In the wide world of TV sitcoms about adults moving back in with their parents, CBS’s new show “9JKL” falls short in a number of ways.
The plot is, again, generic. Josh, played by Mark Feurerstein (best known for his main role as Dr. Henry "Hank" Lawson in USA Network's series “Royal Pains”), lost his job as a television cop and just got divorced, to boot. The L.A. success apparently has no other options than to move in the apartment his parents still own in New York City, conveniently located between them and Josh’s brother, Andrew. Andrew (played by David Walton, known from projects such as “About a Boy,” “Bad Moms” and “New Girl”) is a surgeon with a pediatrician wife (Liza Lapira) and new baby. The family is, predictably, overbearing yet helpful and supportive in Josh’s transitional period.
The trope is overused and common and the writing leaves nothing to be guessed, despite claims by Feurerstein (who also produces the show) that the plot is based in his own life. Almost every aspect of the pilot’s plot was predictable, from the brother and sister-in-law crashing his date to his mother’s intrusions into his apartment. Both brothers also mention that the move to their parents apartment building is temporary and, from the first three minutes of the show’s first episode, it’s obviously not going to be.
As simple as the plot seems though, there were many flaws. The mother repeatedly says she’s been waiting 12 years for Josh to come home from L.A. so he presumably knows how his family struggles with boundaries, yet still returns home and is seemingly shocked by their intrusiveness. And, again, if he was just coming off such a long-term TV show, shouldn’t he have had other options in California?
The comedy of the show is very family friendly. It has its moments, certainly, but rarely evokes more than a nostalgic smirk most of the time. The best written characters are the boisterous easy-to-bribe doorman, Nick, played by Matt Murray, and Ian, the informed kid neighbor who hangs out in the lobby, played by Albert Tsai of ABC’s “Fresh off the Boat.” These two have great comedic timing and their roles aren’t as repetitive and predictable as the family members. Even though the show is in it’s early stages, the other characters are hard to get attached to and it seems like every episode is going to be focused on the same two things: Josh finding love and a job.

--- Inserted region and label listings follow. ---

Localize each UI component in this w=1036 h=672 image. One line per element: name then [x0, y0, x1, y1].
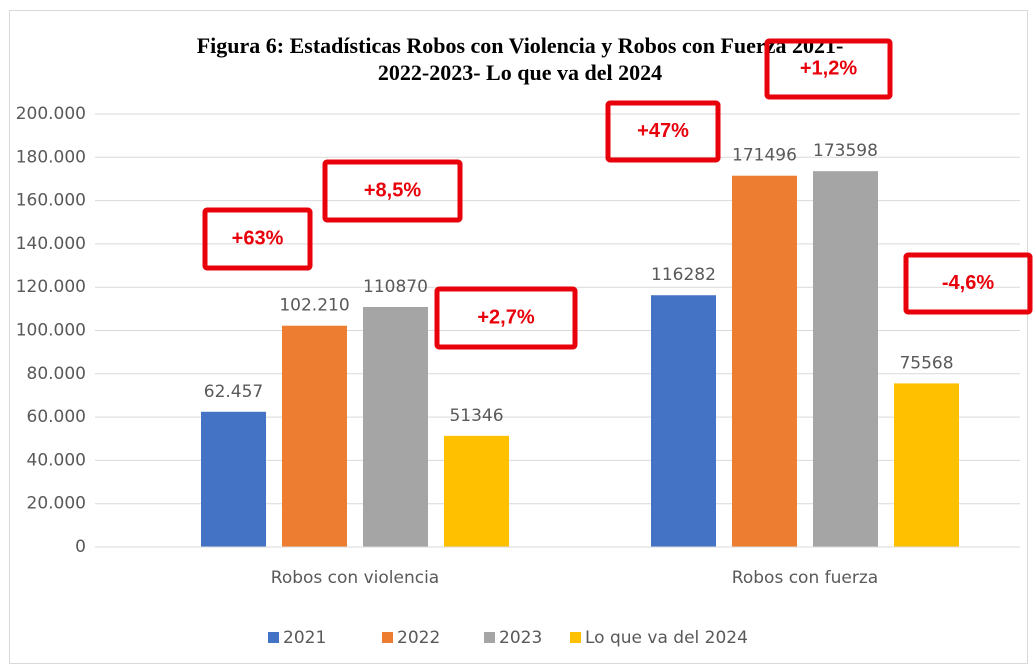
annotation-box	[605, 100, 721, 163]
legend-swatch	[268, 632, 279, 643]
y-tick-label: 40.000	[27, 450, 86, 470]
y-tick-label: 100.000	[16, 321, 86, 341]
annotation: +47%	[637, 120, 689, 142]
annotation: +63%	[232, 227, 284, 249]
data-label: 62.457	[204, 382, 263, 402]
bar	[363, 306, 428, 547]
bar	[444, 435, 509, 547]
data-label: 171496	[732, 146, 797, 166]
legend-label: 2021	[283, 628, 326, 648]
data-label: 110870	[363, 277, 428, 297]
chart-title: Figura 6: Estadísticas Robos con Violenc…	[197, 33, 844, 58]
legend-swatch	[484, 632, 495, 643]
bar	[813, 171, 878, 547]
y-tick-label: 20.000	[27, 494, 86, 514]
annotation: +1,2%	[800, 57, 857, 79]
bar	[894, 383, 959, 547]
y-tick-label: 160.000	[16, 191, 86, 211]
y-tick-label: 120.000	[16, 277, 86, 297]
annotation-box	[903, 252, 1033, 315]
annotation: +2,7%	[477, 306, 534, 328]
bar	[282, 325, 347, 547]
data-label: 116282	[651, 265, 716, 285]
legend-label: Lo que va del 2024	[585, 628, 748, 648]
bar	[732, 175, 797, 547]
y-tick-label: 80.000	[27, 364, 86, 384]
x-tick-label: Robos con violencia	[271, 568, 439, 588]
y-tick-label: 60.000	[27, 407, 86, 427]
y-tick-label: 0	[75, 537, 86, 557]
x-tick-label: Robos con fuerza	[732, 568, 878, 588]
bar	[201, 411, 266, 547]
y-tick-label: 200.000	[16, 104, 86, 124]
annotation-box	[202, 207, 313, 271]
data-label: 102.210	[279, 296, 349, 316]
legend-label: 2023	[499, 628, 542, 648]
data-label: 51346	[449, 406, 503, 426]
y-tick-label: 140.000	[16, 234, 86, 254]
legend-swatch	[382, 632, 393, 643]
annotation: -4,6%	[942, 272, 994, 294]
annotation-box	[434, 286, 578, 350]
y-tick-label: 180.000	[16, 147, 86, 167]
chart-title: 2022-2023- Lo que va del 2024	[378, 60, 662, 85]
data-label: 173598	[813, 141, 878, 161]
annotation-box	[322, 159, 463, 223]
bar	[651, 295, 716, 547]
legend-swatch	[570, 632, 581, 643]
legend-label: 2022	[397, 628, 440, 648]
annotation: +8,5%	[364, 179, 421, 201]
annotation-box	[764, 38, 893, 100]
data-label: 75568	[899, 353, 953, 373]
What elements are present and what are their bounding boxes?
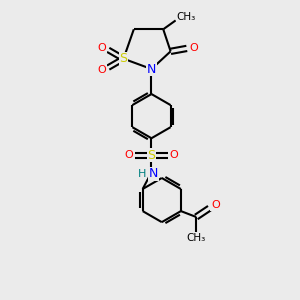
Text: O: O bbox=[211, 200, 220, 210]
Text: S: S bbox=[119, 52, 128, 65]
Text: N: N bbox=[149, 167, 158, 180]
Text: CH₃: CH₃ bbox=[176, 13, 196, 22]
Text: O: O bbox=[124, 150, 133, 160]
Text: O: O bbox=[97, 43, 106, 52]
Text: N: N bbox=[147, 62, 156, 76]
Text: O: O bbox=[170, 150, 178, 160]
Text: S: S bbox=[148, 149, 155, 162]
Text: H: H bbox=[138, 169, 146, 179]
Text: O: O bbox=[189, 44, 198, 53]
Text: O: O bbox=[97, 65, 106, 75]
Text: CH₃: CH₃ bbox=[187, 233, 206, 243]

In short, the show is bland, not believable and tired. It’s cheesy and lacks original comedy. This season is set for another 12 episodes, but it would be surprising if all of those actually made it to the screen. It’s definitely not a show that leaves you craving the next episode, but certainly does what most prime-time CBS sitcoms manage to do: provide a light-hearted, family friendly viewing experience. “9JKL” can be viewed on CBS every Monday at 8:30 p.m.